Papanicolaou Alexie, Gebauer-Jung Steffi, Blaxter Mark L, Owen McMillan W, Jiggins Chris D
Institute for Evolutionary Biology, University of Edinburgh, King's Buildings, EH9 3JT, UK.
Nucleic Acids Res. 2008 Jan;36(Database issue):D582-7. doi: 10.1093/nar/gkm853. Epub 2007 Oct 12.

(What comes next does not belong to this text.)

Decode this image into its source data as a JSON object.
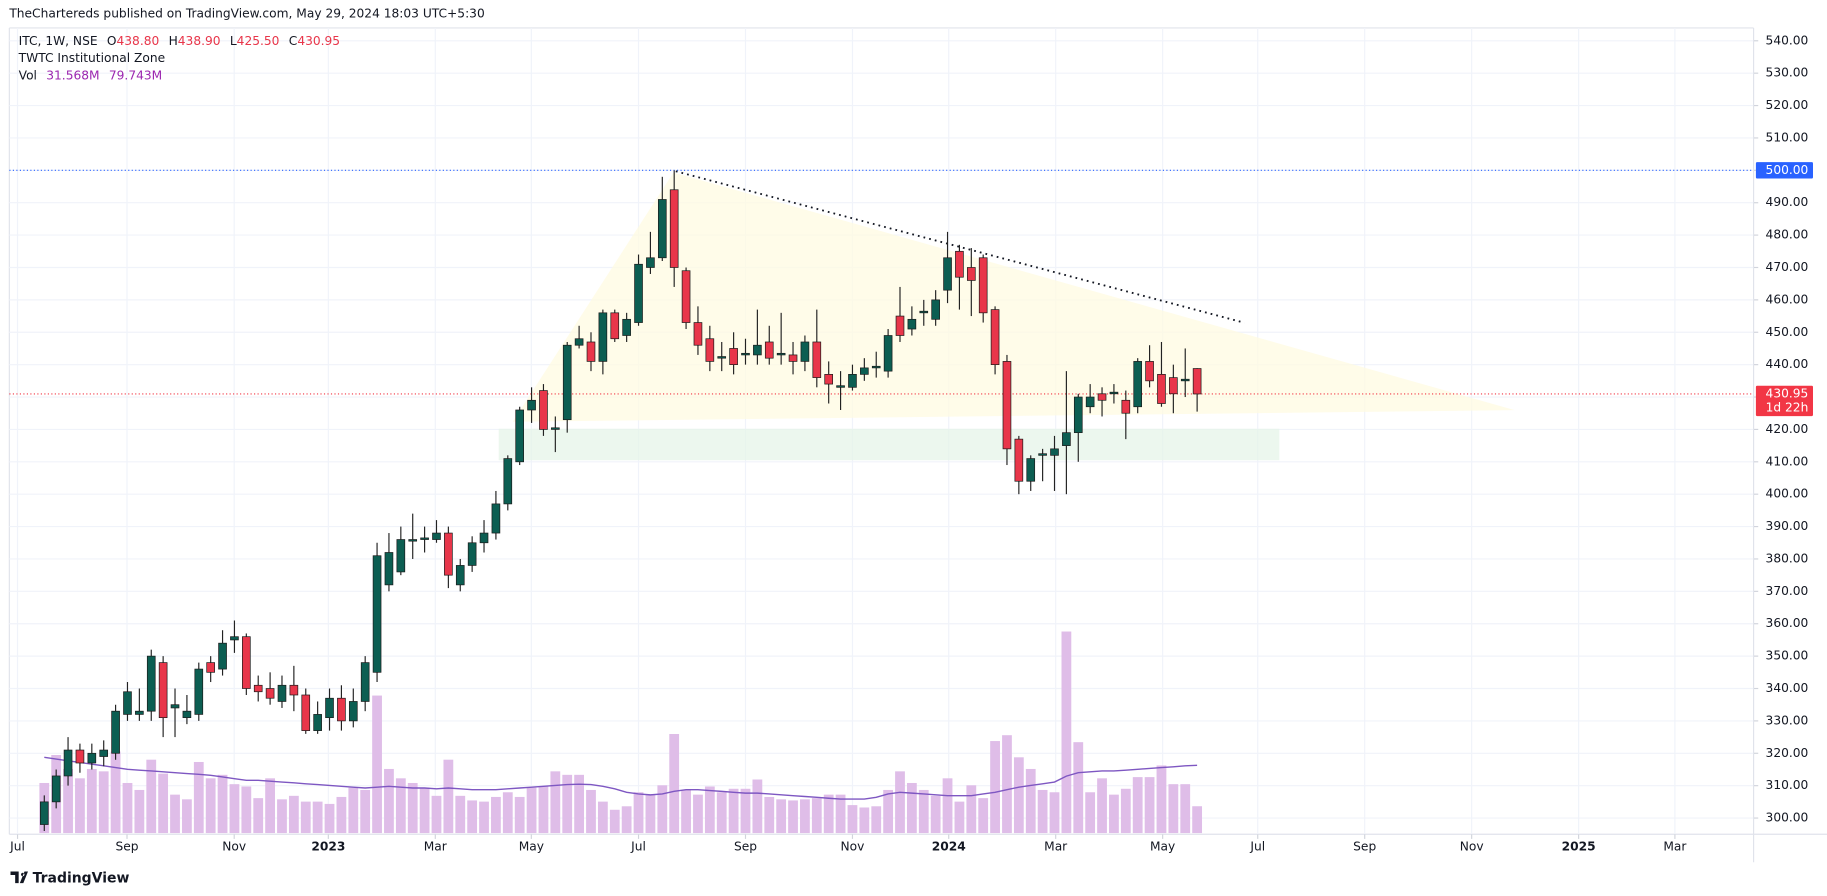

With over 100 000 species and a large community of evolutionary biologists, population ecologists, pest biologists and genome researchers, the Lepidoptera are an important insect group. Genomic resources [expressed sequence tags (ESTs), genome sequence, genetic and physical maps, proteomic and microarray datasets] are growing, but there has up to now been no single access and analysis portal for this group. Here we present ButterflyBase (http://www.butterflybase.org), a unified resource for lepidopteran genomics. A total of 273 077 ESTs from more than 30 different species have been clustered to generate stable unigene sets, and robust protein translations derived from each unigene cluster. Clusters and their protein translations are annotated with BLAST-based similarity, gene ontology (GO), enzyme classification (EC) and Kyoto encyclopaedia of genes and genomes (KEGG) terms, and are also searchable using similarity tools such as BLAST and MS-BLAST. The database supports many needs of the lepidopteran research community, including molecular marker development, orthologue prediction for deep phylogenetics, and detection of rapidly evolving proteins likely involved in host-pathogen or other evolutionary processes. ButterflyBase is expanding to include additional genomic sequence, ecological and mapping data for key species.
鳞翅目昆虫种类超过10万种,拥有众多进化生物学家、种群生态学家、害虫生物学家和基因组研究人员,是一个重要的昆虫类群。基因组资源(表达序列标签(EST)、基因组序列、遗传图谱和物理图谱、蛋白质组学和微阵列数据集)不断增加,但目前还没有针对该类群的单一访问和分析门户。在此,我们展示了ButterflyBase(http://www.butterflybase.org),这是一个鳞翅目昆虫基因组学的统一资源库。来自30多个不同物种的总共273077个EST已被聚类,以生成稳定的单基因集,并从每个单基因簇中获得可靠的蛋白质翻译。这些簇及其蛋白质翻译通过基于BLAST的相似性、基因本体(GO)、酶分类(EC)和京都基因与基因组百科全书(KEGG)术语进行注释,也可使用BLAST和MS-BLAST等相似性工具进行搜索。该数据库满足了鳞翅目研究群体的许多需求,包括分子标记开发、深度系统发育的直系同源物预测,以及检测可能参与宿主-病原体或其他进化过程的快速进化蛋白质。ButterflyBase正在不断扩展,以纳入关键物种的更多基因组序列、生态和图谱数据。